À peine Ozymandias se fut-il assis dans son trône qu'il ressentit une étrange fatigue. Ce ne pouvait être le combat contre Aurélia ; il n'avait duré qu'une minute ! Soucieux, le roi des rois songea que ces créatures humaines qu'il gardait prisonnières de son rêve agissaient peut-être sur lui comme un poison. Fallait-il les détruire ? De quelle manière ? Les jeter hors de Nela ?

Non, se dit-il, elles sont mes trophées ; ceci est mon combat, ma lutte d'un jour contre le retour incessant de cette femme maudite. Leur multitude me rappellera mes victoires, et lui rappellera ses échecs. Quand elle marchera vers moi, elle mesurera la croyance en son destin à l'aune de toutes ces vies venues s'échouer ici.

À ce moment, une nouvelle voix retentit sous la voûte de cristal. Il plissa des yeux ; sa vision déclinait-elle, ou le bout du couloir s'était-il encore éloigné ?

« Qui es-tu ?

— Moi-même, le roi des rois, le grand Ozymandias, déclara-t-il d'une voix puissante. Je ne te retourne pas la question. Cela ne m'intéresse pas.

— Je te le dirai néanmoins. Je suis Ariane, fille de Thétys.

— Je m'en moque, gronda-t-il.

— J'ai passé ma quinzième année il y a quelques jours. J'ignore ce qu'est le monde réel. À mon premier anniversaire, je suis tombée dans un sommeil sans fin, dans lequel je suis toujours plongée. Ce mal mystérieux a fait de moi ce que je suis à présent : une voyageuse de l'astral et une arpenteuse de mondes.

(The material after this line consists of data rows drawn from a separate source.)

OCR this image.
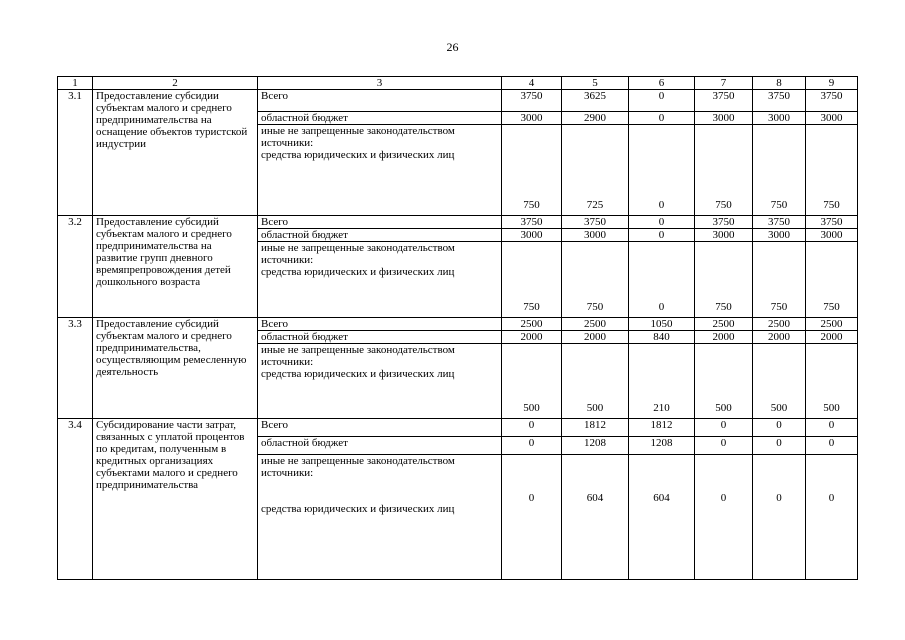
26
1	2	3	4	5	6	7	8	9
3.1	Предоставление субсидии субъектам малого и среднего предпринимательства на оснащение объектов туристской индустрии	Всего	3750	3625	0	3750	3750	3750
		областной бюджет	3000	2900	0	3000	3000	3000

		иные не запрещенные законодательством источники:
средства юридических и физических лиц	750	725	0	750	750	750
3.2	Предоставление субсидий субъектам малого и среднего предпринимательства на развитие групп дневного времяпрепровождения детей дошкольного возраста	Всего	3750	3750	0	3750	3750	3750
		областной бюджет	3000	3000	0	3000	3000	3000

		иные не запрещенные законодательством источники:
средства юридических и физических лиц	750	750	0	750	750	750
3.3	Предоставление субсидий субъектам малого и среднего предпринимательства, осуществляющим ремесленную деятельность	Всего	2500	2500	1050	2500	2500	2500
		областной бюджет	2000	2000	840	2000	2000	2000

		иные не запрещенные законодательством источники:
средства юридических и физических лиц	500	500	210	500	500	500
3.4	Субсидирование части затрат, связанных с уплатой процентов по кредитам, полученным в кредитных организациях субъектами малого и среднего предпринимательства	Всего	0	1812	1812	0	0	0
		областной бюджет	0	1208	1208	0	0	0
		иные не запрещенные законодательством источники:

средства юридических и физических лиц	0	604	604	0	0	0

— Je m'en moque ! » répéta-t-il.

Il consentit néanmoins à quitter le confort de son siège, ne fût-ce que pour mieux l'observer. Ariane représentait un nouvel aspect de cette femme maudite. Elle avait l'apparence d'une adolescente maigre, au visage strié d'étranges griffures grisâtres. Et ce n'était qu'une apparence. Une forme astrale, encore reliée à son corps humain par un cordon d'énergie invisible.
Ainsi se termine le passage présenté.